Consumidores que “desabafaram” na internet por se sentirem lesados ou não ter aprovado serviços prestados por algumas empresas têm sido punidos pela Justiça. Em dois casos recentes, os tribunais entenderam que as empresas deveriam receber indenizações por danos morais. Os clientes teriam abusado do direito de reclamar ao denegrirem a imagem das empresas e de seus funcionários e não expressaram apenas a insatisfação.

Em um dos casos, a reclamação resultou em um desembolso de R$ 9 mil, além da obrigação de retirar a publicação ofensiva da internet sob o risco de pagamento de multa diária de R$ 60. No texto, veiculado no “Reclame Aqui” – que funciona como mural de reclamações contra fornecedores que desrespeitam o consumidor – ele chamava o proprietário de uma escola profissionalizante de “irresponsável” e suas assessoras de “doberman com pedigree de pitbull”. O consumidor também fez uma série de críticas ao curso que havia feito.
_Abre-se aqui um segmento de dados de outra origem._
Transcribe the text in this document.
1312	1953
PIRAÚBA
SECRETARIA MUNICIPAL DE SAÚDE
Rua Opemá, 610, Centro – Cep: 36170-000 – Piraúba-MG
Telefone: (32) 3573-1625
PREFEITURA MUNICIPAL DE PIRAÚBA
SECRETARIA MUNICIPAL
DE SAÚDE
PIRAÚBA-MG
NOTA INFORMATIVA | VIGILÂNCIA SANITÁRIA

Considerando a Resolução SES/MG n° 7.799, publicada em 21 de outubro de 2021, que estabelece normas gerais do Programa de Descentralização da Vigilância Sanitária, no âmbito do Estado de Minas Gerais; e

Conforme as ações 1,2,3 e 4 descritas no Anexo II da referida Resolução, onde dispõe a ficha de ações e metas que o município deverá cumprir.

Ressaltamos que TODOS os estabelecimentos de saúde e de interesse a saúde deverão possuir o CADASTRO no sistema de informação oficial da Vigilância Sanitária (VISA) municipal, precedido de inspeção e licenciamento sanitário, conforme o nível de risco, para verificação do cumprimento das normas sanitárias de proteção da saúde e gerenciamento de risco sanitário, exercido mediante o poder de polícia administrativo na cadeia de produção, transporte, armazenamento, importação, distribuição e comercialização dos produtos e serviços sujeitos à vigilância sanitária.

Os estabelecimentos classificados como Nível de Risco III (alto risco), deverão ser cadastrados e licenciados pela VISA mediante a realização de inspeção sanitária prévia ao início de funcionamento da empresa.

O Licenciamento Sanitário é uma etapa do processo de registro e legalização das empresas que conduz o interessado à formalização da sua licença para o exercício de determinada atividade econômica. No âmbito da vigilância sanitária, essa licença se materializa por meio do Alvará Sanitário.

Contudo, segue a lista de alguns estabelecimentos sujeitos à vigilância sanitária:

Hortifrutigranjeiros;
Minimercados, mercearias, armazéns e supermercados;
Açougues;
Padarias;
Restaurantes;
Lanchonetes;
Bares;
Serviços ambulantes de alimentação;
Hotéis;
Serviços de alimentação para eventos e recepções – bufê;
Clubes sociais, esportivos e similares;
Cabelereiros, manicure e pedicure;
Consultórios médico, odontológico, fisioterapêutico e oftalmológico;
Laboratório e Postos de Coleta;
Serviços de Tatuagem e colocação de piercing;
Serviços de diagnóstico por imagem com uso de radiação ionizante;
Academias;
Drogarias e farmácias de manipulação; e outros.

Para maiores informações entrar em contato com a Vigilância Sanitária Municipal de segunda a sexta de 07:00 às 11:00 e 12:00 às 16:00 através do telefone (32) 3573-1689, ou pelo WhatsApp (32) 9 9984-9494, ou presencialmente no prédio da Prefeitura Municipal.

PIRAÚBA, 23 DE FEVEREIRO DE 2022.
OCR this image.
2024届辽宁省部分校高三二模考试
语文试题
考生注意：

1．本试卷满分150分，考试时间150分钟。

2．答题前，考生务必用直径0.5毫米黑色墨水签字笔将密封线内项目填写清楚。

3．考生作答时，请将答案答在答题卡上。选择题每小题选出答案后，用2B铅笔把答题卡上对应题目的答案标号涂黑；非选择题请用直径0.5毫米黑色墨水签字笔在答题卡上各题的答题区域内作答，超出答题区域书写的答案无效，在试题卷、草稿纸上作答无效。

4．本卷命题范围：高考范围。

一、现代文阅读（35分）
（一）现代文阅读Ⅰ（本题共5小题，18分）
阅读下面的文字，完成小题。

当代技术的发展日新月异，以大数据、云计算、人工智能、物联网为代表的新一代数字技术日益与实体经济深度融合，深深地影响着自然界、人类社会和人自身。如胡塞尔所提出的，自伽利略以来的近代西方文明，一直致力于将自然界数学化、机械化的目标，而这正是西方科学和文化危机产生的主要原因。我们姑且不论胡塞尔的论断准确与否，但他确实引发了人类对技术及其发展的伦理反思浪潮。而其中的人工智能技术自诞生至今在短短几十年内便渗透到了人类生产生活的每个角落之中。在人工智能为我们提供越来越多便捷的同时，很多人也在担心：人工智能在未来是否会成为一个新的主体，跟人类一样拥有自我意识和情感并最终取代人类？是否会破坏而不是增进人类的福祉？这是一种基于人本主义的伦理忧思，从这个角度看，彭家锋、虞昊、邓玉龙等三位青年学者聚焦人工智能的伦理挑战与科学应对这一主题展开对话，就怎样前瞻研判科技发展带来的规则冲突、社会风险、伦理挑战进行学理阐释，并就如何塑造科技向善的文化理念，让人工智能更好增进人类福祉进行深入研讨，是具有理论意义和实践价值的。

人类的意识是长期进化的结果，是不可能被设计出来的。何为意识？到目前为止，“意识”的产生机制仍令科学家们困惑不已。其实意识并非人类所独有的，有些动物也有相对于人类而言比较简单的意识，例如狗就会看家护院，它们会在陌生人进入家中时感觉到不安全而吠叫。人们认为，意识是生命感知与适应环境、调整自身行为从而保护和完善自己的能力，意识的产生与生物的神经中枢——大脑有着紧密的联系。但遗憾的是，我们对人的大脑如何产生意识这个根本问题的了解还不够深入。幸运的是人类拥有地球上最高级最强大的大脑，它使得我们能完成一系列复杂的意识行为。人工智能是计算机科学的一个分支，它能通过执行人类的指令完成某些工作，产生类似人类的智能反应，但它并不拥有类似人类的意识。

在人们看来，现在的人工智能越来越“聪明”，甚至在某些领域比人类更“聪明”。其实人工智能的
Abuso do direito de reclamar

Na Justiça, a empresa conseguiu decisões favoráveis na primeira e na segunda instância. O processo foi julgado pela 3ª turma cível do Tribunal de Justiça do Distrito Federal (TJ-DF). A relatora, desembargadora Nídia Corrêa Lima, afirmou que o consumidor havia se excedido.Abuso do direito de reclamar

Em outro caso, a consumidora adquiriu produtos do mostruário de uma loja de móveis. Ela assinou o termo de recebimento dos produtos sem qualquer ressalva, mas percebeu posteriormente que uma das poltronas estava com o tecido rasgado. A empresa se dispôs a consertar o móvel ou pagar a diferença para uma nova encomenda, mas a cliente queria um novo produto sem custo adicional.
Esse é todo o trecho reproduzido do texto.